Was that what it was? I snort, and press my hands into the chocolatey, rich compost. Place the plants inside. It’s winter, but I think they will survive here. I think that I can make that happen, with care. If you have the right tools, the right information, then the outlook improves. At least in general.

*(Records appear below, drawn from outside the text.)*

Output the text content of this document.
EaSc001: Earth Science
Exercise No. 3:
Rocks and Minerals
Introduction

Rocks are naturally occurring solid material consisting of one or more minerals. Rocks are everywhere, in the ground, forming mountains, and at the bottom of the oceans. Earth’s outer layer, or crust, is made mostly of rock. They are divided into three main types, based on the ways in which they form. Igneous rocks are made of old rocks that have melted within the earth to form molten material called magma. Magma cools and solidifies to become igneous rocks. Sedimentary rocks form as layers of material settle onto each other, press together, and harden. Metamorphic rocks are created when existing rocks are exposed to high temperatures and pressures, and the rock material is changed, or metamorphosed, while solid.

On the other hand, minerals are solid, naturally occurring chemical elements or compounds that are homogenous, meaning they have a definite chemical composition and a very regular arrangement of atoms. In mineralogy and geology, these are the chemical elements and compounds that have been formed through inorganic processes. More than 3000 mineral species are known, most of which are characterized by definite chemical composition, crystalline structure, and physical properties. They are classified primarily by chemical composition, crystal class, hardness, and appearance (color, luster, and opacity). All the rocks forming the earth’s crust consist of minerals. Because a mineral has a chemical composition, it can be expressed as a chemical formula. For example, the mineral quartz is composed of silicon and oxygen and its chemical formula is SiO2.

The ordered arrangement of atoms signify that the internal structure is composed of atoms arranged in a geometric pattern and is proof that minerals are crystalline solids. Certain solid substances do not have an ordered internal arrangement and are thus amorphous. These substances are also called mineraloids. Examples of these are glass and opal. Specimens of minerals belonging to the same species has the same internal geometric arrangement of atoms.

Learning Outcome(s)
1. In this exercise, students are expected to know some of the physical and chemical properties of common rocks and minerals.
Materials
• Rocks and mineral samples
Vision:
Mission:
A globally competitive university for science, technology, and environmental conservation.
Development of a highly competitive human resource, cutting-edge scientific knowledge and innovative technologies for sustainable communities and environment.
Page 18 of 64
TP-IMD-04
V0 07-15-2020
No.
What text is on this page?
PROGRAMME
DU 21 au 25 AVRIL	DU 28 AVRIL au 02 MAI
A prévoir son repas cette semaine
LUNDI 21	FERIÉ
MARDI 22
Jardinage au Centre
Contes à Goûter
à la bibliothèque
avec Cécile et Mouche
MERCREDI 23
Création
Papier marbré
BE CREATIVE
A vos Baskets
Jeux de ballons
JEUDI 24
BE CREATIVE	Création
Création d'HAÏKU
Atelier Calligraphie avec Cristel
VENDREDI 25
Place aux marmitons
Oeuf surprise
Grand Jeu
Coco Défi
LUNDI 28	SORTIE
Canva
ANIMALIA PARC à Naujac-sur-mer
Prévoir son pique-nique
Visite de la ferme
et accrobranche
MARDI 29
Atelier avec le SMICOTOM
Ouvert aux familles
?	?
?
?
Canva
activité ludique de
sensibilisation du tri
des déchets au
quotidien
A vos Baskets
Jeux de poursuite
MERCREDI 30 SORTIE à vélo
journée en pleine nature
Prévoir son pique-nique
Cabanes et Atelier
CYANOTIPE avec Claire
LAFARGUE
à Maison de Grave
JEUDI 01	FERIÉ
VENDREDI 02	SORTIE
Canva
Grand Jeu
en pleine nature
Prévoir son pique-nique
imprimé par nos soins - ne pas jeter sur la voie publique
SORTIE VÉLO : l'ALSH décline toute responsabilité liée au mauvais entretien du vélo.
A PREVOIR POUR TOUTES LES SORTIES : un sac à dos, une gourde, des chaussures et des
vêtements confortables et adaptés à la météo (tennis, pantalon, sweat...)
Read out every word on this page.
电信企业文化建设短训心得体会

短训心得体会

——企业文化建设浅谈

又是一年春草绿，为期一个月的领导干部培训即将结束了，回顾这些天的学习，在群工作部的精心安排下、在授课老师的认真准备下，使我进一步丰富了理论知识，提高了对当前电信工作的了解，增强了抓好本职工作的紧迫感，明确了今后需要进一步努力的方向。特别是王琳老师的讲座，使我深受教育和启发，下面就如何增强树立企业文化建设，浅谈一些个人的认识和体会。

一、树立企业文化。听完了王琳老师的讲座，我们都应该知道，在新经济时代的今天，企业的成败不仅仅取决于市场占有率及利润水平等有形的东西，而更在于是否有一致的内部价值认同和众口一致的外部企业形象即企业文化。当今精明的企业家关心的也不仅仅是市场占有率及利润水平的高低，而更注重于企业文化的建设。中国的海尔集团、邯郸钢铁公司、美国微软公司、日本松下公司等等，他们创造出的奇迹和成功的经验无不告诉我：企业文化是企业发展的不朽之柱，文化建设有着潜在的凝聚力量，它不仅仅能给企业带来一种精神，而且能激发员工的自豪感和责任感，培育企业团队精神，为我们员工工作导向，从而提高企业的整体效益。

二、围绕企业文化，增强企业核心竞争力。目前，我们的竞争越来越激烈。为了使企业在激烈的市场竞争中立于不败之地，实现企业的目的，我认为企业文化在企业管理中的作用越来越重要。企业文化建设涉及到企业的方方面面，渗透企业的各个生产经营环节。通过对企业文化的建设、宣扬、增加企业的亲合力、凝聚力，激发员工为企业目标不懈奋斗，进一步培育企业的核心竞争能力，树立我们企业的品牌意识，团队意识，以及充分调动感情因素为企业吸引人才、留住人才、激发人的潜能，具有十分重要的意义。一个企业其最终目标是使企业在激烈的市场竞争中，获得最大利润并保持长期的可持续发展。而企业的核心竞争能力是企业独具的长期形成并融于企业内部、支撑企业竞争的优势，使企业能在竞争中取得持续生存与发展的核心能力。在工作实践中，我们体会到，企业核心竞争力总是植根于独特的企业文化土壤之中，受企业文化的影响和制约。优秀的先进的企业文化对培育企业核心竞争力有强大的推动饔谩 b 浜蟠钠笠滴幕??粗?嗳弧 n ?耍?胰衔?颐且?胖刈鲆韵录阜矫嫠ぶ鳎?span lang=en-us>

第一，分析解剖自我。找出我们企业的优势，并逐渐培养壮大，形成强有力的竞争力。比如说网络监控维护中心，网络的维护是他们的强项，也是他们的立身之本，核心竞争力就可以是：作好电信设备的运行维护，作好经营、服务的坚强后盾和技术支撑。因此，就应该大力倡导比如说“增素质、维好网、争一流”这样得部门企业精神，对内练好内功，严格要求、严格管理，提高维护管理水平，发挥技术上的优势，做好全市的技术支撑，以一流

Catlin holds up a fat leaf folded over. ‘It’s a swan,’ she says. ‘Like meeeeeeee.’ She stretches her neck and tosses her hair. My sister’s always known that she was lovely. At least one of us is. She’s going to have, like, eleven friends in Ballyfrann from tomorrow, probably. So, basically the entire population of the place. Perhaps she will be elected mayor.

The light has dimmed away to almost nothing. We work in the greenhouse, surrounded by carnivorous plants and succulents, labelled neatly in a cramped black hand. It must be Mamó’s writing; it’s not Brian’s. She’s sneaking around at the edges of our lives, I think. Or maybe it’s the other way around.

The mountains rising dark to touch the stars. It looks as though the world’s been ripped in two. Dip-dyed darkness. Smoothing down the earth, I hold my tongue. Plants can go into shock after repotting. They need water, warmth. Indirect sunlight. Kindness. Care.

I look at Catlin. All confidence and bluster. And I want her to be happy here. Even if I don’t think that I will be. I don’t know if I can be happy anywhere. We both know that I’m not that sort of fish. That sort of plant.

‘Mad?’ my sister asks, her bright eyes kind and lined with perfect kohl. I close my eyes. There’s no point in comparison. Not really.

My hands scrape at my fingernails again. Soil and blood and everything is strange.